Titanfall Smashes The Line Between Solo And Multiplayer Experiences
When it comes to shooters, people often draw lines between single- and multiplayer experiences. Some players happily cruise through the storyline soaking up every set piece without once going online and fragging strangers. Their counterparts probably couldn’t even tell you where their favorite multiplayer maps are set; as long as there’s a line of new opponents, they’re happy. That schism creates all sorts of problems for developers.
“There’s a lot of times where you’ll spend months and months and months putting together this single-player level that someone will try to run through in six minutes,” says Vince Zampella, co-founder and general manager of Respawn Entertainment. “All that effort you put into it doesn’t get seen, doesn’t get used – it’s kind of wasted.”
As a new studio, Respawn doesn’t have resources to waste. Rather than put out diluted versions of the ordinarily separate modes, the company took the unusual approach of merging the two to create one highly polished experience in Titanfall – something the studio is calling “campaign multiplayer.”
“The idea of trying to take a single-player experience and imprinting it onto a multiplayer world was not something we came to immediately,” says producer Drew McCoy. “It actually was a couple years into the process where we realized that we have people here who are really good at making addictive, fun, fast, fluid multiplayer games, and we also have people who are making believable characters, moments, and situations. There’s this huge bifurcation of those two experiences in current offerings of games.”
Single-player modes in shooters usually offer a narrative – hardly a strong suit for multiplayer – but the differences go deeper. Campaigns are normally built around players going from point A to point B, instead of dumping them in unstructured arenas. As such, designers can create bombastic moments when players reach certain spots on levels. It’s more difficult to incorporate those kinds of storytelling techniques in multiplayer matches, where a dozen players are too busy scrambling to fulfill their own in-game needs to notice a collapsing bridge in the background.
“We really wanted to try and meld the two together and get our strengths combined and just make one big, deep, awesome experience that everyone could see all of,” says producer Drew McCoy. “We wanted to reconcile the two of those things together and make one cohesive game.”
Respawn is developing the game for high-end PCs and the Xbox One, which affords them additional in-game horsepower. One noticeable implementation of that power comes in the battlefields themselves, which can be filled with dozens of AI characters. These characters act as both friend and foe, and help to make the matches feel as densely populated as traditional FPS story missions. They do more than shout “reloading” and “cover me,” too. Some are used in scripted vignettes, so you might enter a room and see several soldiers clustered around a wounded comrade as another performs CPR. Or you could surprise a group and watch them scatter in fear.
In one section we saw, the player sneaked up on an opponent and killed him with a melee takedown. Rather than show the simple knifing animation that we expected, the action triggered a showy move where the player snapped the enemy’s neck, flipped the shotgun he was holding out of his hands, and then used the newly acquired weapon to clear the room. Players who get close enough to a wounded Titan can ride on its back, plant explosives, and then watch the fireworks. These types of interactions are relatively standard for single-player games, but it’s a rare treat to see them in multiplayer battles.

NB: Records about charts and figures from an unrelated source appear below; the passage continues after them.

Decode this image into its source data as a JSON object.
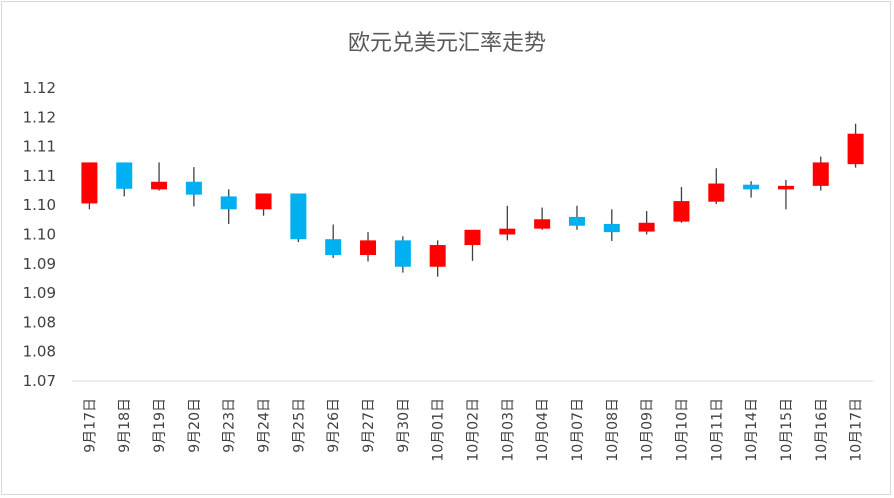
{
  "chart_data": {
    "type": "candlestick",
    "title": "欧元兑美元汇率走势",
    "xlabel": "",
    "ylabel": "",
    "y_tick_labels": [
      "1.12",
      "1.12",
      "1.11",
      "1.11",
      "1.10",
      "1.10",
      "1.09",
      "1.09",
      "1.08",
      "1.08",
      "1.07"
    ],
    "ylim": [
      1.07,
      1.12
    ],
    "grid": false,
    "legend": "none",
    "colors": {
      "up": "#ff0000",
      "down": "#00b0f0",
      "wick": "#404040"
    },
    "candles": [
      {
        "date": "9月17日",
        "open": 1.1003,
        "close": 1.1073,
        "high": 1.1073,
        "low": 1.0993
      },
      {
        "date": "9月18日",
        "open": 1.1073,
        "close": 1.1028,
        "high": 1.1073,
        "low": 1.1015
      },
      {
        "date": "9月19日",
        "open": 1.1027,
        "close": 1.104,
        "high": 1.1073,
        "low": 1.1025
      },
      {
        "date": "9月20日",
        "open": 1.104,
        "close": 1.1018,
        "high": 1.1065,
        "low": 1.0998
      },
      {
        "date": "9月23日",
        "open": 1.1015,
        "close": 1.0993,
        "high": 1.1027,
        "low": 1.0968
      },
      {
        "date": "9月24日",
        "open": 1.0993,
        "close": 1.102,
        "high": 1.102,
        "low": 1.0982
      },
      {
        "date": "9月25日",
        "open": 1.102,
        "close": 1.0942,
        "high": 1.102,
        "low": 1.0937
      },
      {
        "date": "9月26日",
        "open": 1.0942,
        "close": 1.0915,
        "high": 1.0967,
        "low": 1.091
      },
      {
        "date": "9月27日",
        "open": 1.0915,
        "close": 1.094,
        "high": 1.0954,
        "low": 1.0904
      },
      {
        "date": "9月30日",
        "open": 1.094,
        "close": 1.0895,
        "high": 1.0947,
        "low": 1.0885
      },
      {
        "date": "10月01日",
        "open": 1.0895,
        "close": 1.0932,
        "high": 1.094,
        "low": 1.0878
      },
      {
        "date": "10月02日",
        "open": 1.0932,
        "close": 1.0958,
        "high": 1.0958,
        "low": 1.0905
      },
      {
        "date": "10月03日",
        "open": 1.095,
        "close": 1.096,
        "high": 1.0999,
        "low": 1.094
      },
      {
        "date": "10月04日",
        "open": 1.096,
        "close": 1.0976,
        "high": 1.0996,
        "low": 1.0958
      },
      {
        "date": "10月07日",
        "open": 1.098,
        "close": 1.0965,
        "high": 1.0999,
        "low": 1.0958
      },
      {
        "date": "10月08日",
        "open": 1.0968,
        "close": 1.0954,
        "high": 1.0993,
        "low": 1.0939
      },
      {
        "date": "10月09日",
        "open": 1.0955,
        "close": 1.097,
        "high": 1.099,
        "low": 1.095
      },
      {
        "date": "10月10日",
        "open": 1.0972,
        "close": 1.1007,
        "high": 1.1031,
        "low": 1.097
      },
      {
        "date": "10月11日",
        "open": 1.1006,
        "close": 1.1037,
        "high": 1.1063,
        "low": 1.1002
      },
      {
        "date": "10月14日",
        "open": 1.1035,
        "close": 1.1027,
        "high": 1.1041,
        "low": 1.1013
      },
      {
        "date": "10月15日",
        "open": 1.1027,
        "close": 1.1033,
        "high": 1.1043,
        "low": 1.0993
      },
      {
        "date": "10月16日",
        "open": 1.1033,
        "close": 1.1073,
        "high": 1.1083,
        "low": 1.1025
      },
      {
        "date": "10月17日",
        "open": 1.107,
        "close": 1.1122,
        "high": 1.1139,
        "low": 1.1064
      }
    ]
  }
}
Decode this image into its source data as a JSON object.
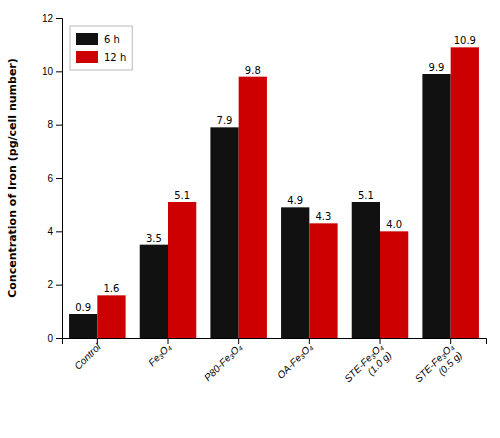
{
  "chart_data": {
    "type": "bar",
    "categories": [
      "Control",
      "Fe₃O₄",
      "P80-Fe₃O₄",
      "OA-Fe₃O₄",
      "STE-Fe₃O₄\n(1.0 g)",
      "STE-Fe₃O₄\n(0.5 g)"
    ],
    "series": [
      {
        "name": "6 h",
        "color": "#111111",
        "values": [
          0.9,
          3.5,
          7.9,
          4.9,
          5.1,
          9.9
        ],
        "value_labels": [
          "0.9",
          "3.5",
          "7.9",
          "4.9",
          "5.1",
          "9.9"
        ]
      },
      {
        "name": "12 h",
        "color": "#cc0000",
        "values": [
          1.6,
          5.1,
          9.8,
          4.3,
          4.0,
          10.9
        ],
        "value_labels": [
          "1.6",
          "5.1",
          "9.8",
          "4.3",
          "4.0",
          "10.9"
        ]
      }
    ],
    "ylabel": "Concentration of Iron (pg/cell number)",
    "ylim": [
      0,
      12
    ],
    "yticks": [
      0,
      2,
      4,
      6,
      8,
      10,
      12
    ],
    "legend": "upper left",
    "data_labels": true
  }
}
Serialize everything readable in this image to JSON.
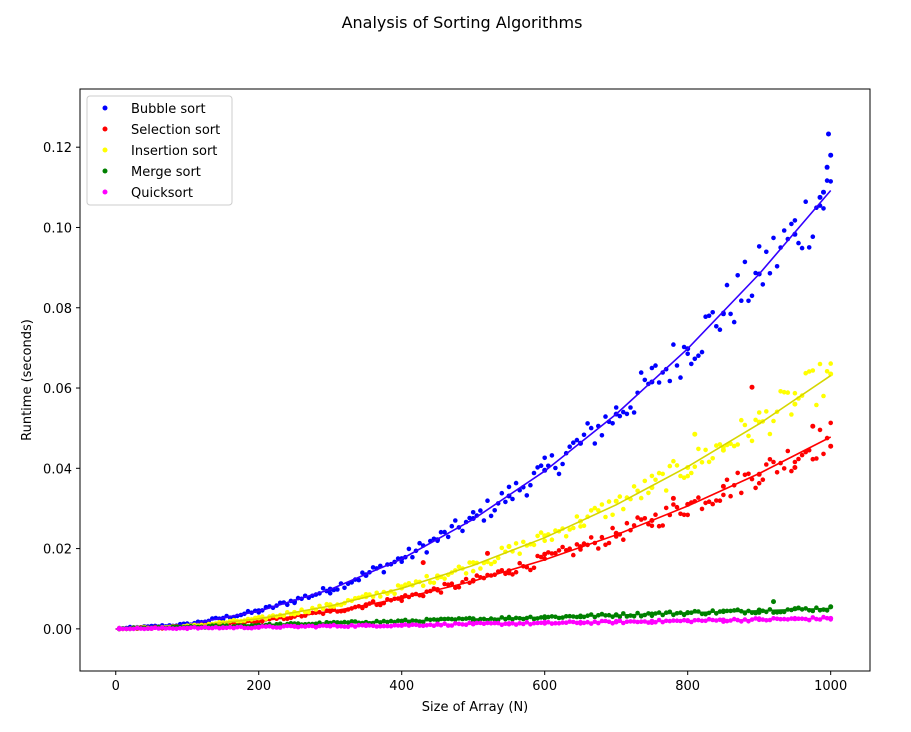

The campaign multiplayer approach plays to the team’s strengths, though it creates a new set of challenges. “From the art side, levels are a bear,” says lead artist Joel Emslie. “When you’re doing a single-player game, you’re just on a rail usually. It’ll open up and bottleneck and do that stuff, but that makes wrapping your head around building and making things look gorgeous as you can get them pretty manageable. When we stepped into this stuff, you have to go over every square inch of these environments because the player is going to be at some point, someone is going to go there, and it needs to look up to par.”
The entire team is working on the game as a whole – without divisions between the single- and multiplayer development – and Respawn says the approach is paying off. “[W]e can take all that effort and instead put it into multiplayer, where you’ll see it multiple times, you’ll see it again and again, so now the animations are going to be richer, the world is going to be more alive and more engrossing, and you’re going to see it more,” Zampalla says. “The work that people do here is more appreciated, so it makes the team feel better. The world that the players see is going to be more enriched, so they’re going to appreciate it. So it’s a great feeling for us.”
One of the unknowns at this point is how Respawn plans to tell a story when players are essentially experiencing a set of linked multiplayer matches. How does the campaign account for the times when your side loses? Respawn won’t elaborate on how it works, though the team says you don’t have to replay missions. The developers have set a stiff challenge for themselves that could nonetheless have a hefty payoff in delivering a satisfying and at least semi-cohesive story out of these seemingly fragmented sections.